Am I required to notify the Maryland Medicaid Office of Planning Administration of the final disposition of the shared data file(s)?
When the principal investigator notifies the Maryland Medicaid Office of Planning Administration that the protocol is officially closed, the principal investigator is required to either return the previously shared data files to the data provider or to submit a completed Certificate of Data Destruction. The Certificate of Data Destruction form is available here.

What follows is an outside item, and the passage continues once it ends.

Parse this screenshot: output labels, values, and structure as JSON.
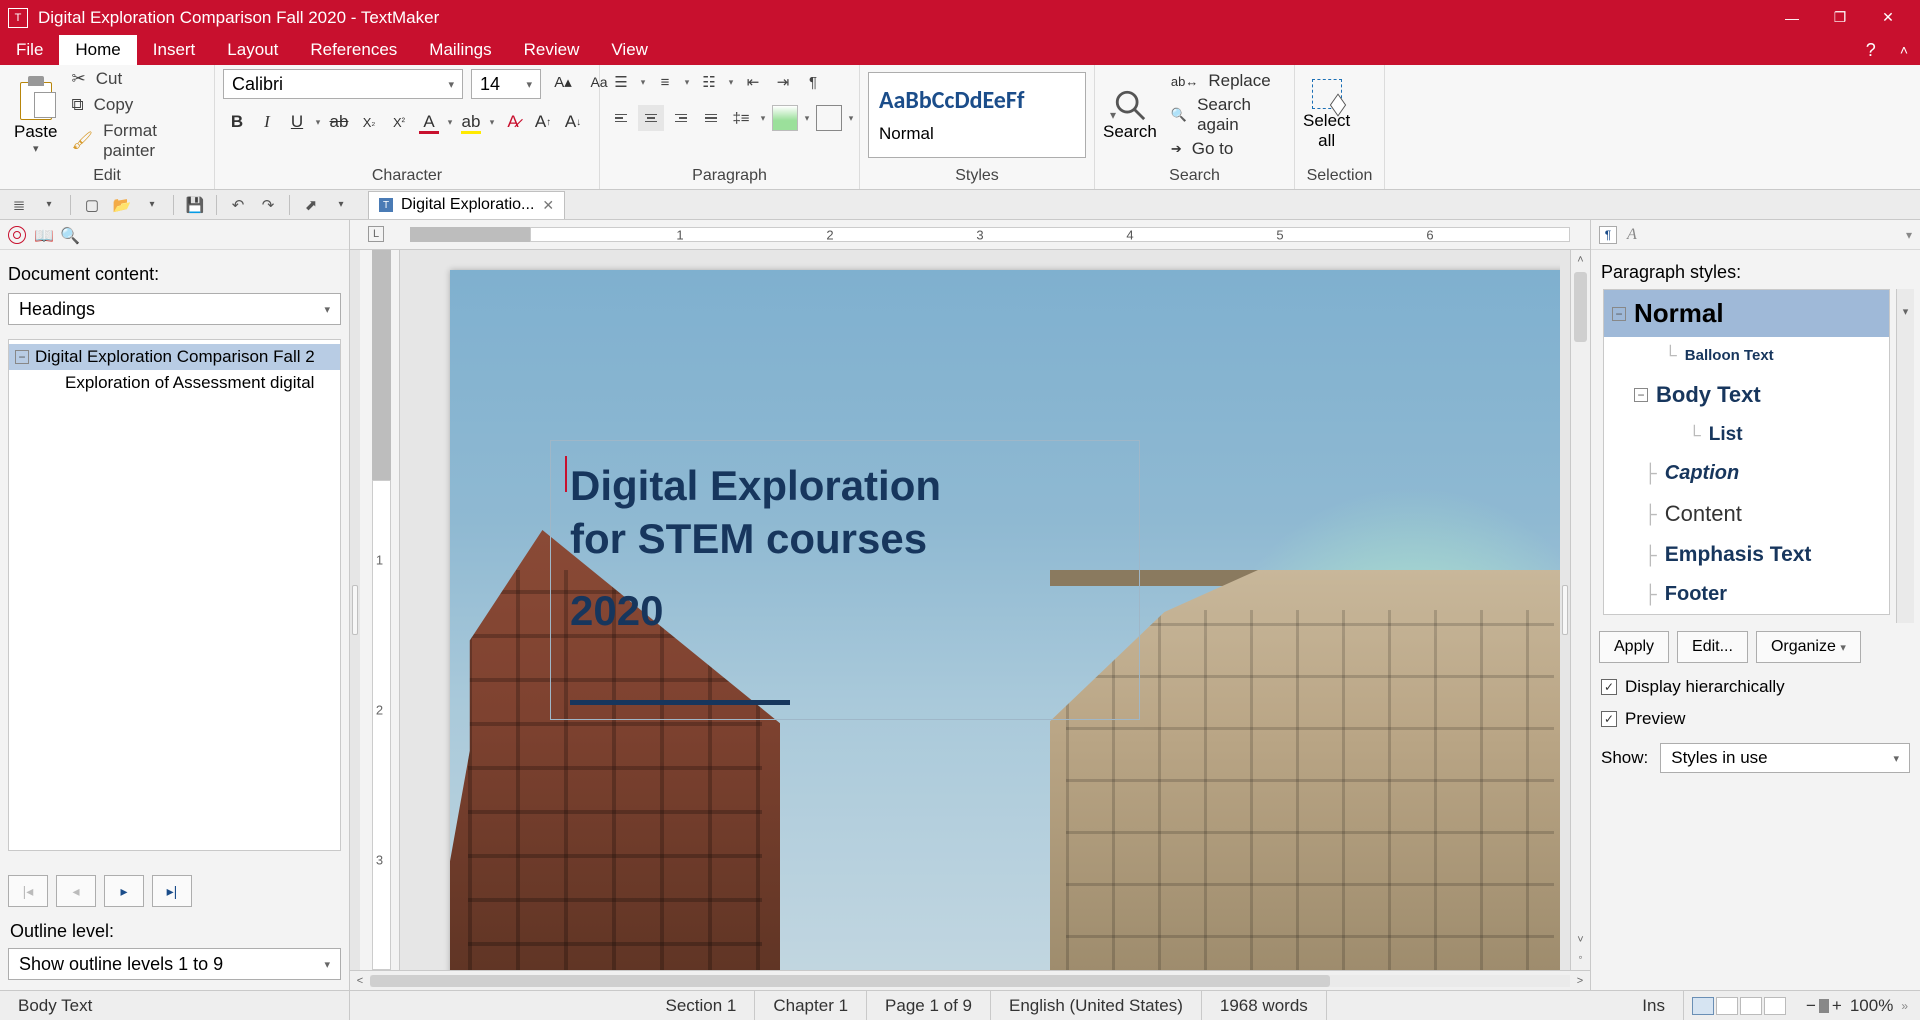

How should I report an unanticipated problem, such as a breach of sensitive information?
The Project Manager, listed in an Attachment to the DUA, is required to report the occurrence or suspicion of any unanticipated problems as defined above immediately both to the Maryland Medicaid Office of Planning Administration and the IRB. One such unanticipated problem may be a breach of sensitive information, e.g., the unauthorized sharing of PHI or PII.
Am I expected to share work products with the Maryland Medicaid Office of Planning Administration?
Yes. The principal investigator is expected to share in a timely manner with the Maryland Medicaid Planning Administration key work products resulting from an IRB-approved investigation. Such products may include a comprehensive final narrative project report and/or PowerPoint presentation; one or more published research articles, monographs, book chapters or books; etc. Products that provide key findings and implications related to prospective advances in health practices and policies are of particular interest.
Am I required to notify the Maryland Medicaid Office of Planning Administration when my protocol is closed; that is, is no longer open and active?
Yes. In all cases, whether the protocol has been deemed to be exempt or non-exempt from further review by the MDH IRB, when the protocol is no longer open and active, the PI is required to complete and submit a Certificate of Study Closure to MDH. In the case of a non-exempt MDH IRB-approved protocol (protocol for which an annual review by the IRB is required), such notification is indicated on the MDH IRB Continuing Review Form II (MDH 2125) when the final annual review packet is submitted to the IRB. As part of this notification, the principal investigator is to provide a Closing Summary of project-related activities and accomplishments, and is to clarify in writing as a required aspect of this Closing Summary whether released Medicaid data have been either (a) returned to the Medicaid Planning Administration, Office of Health Care Financing or to the data provider or (b) have been destroyed or sanitized.  The Certificate of Study Closure form is available here, and Certificate of Data Destruction form is available here.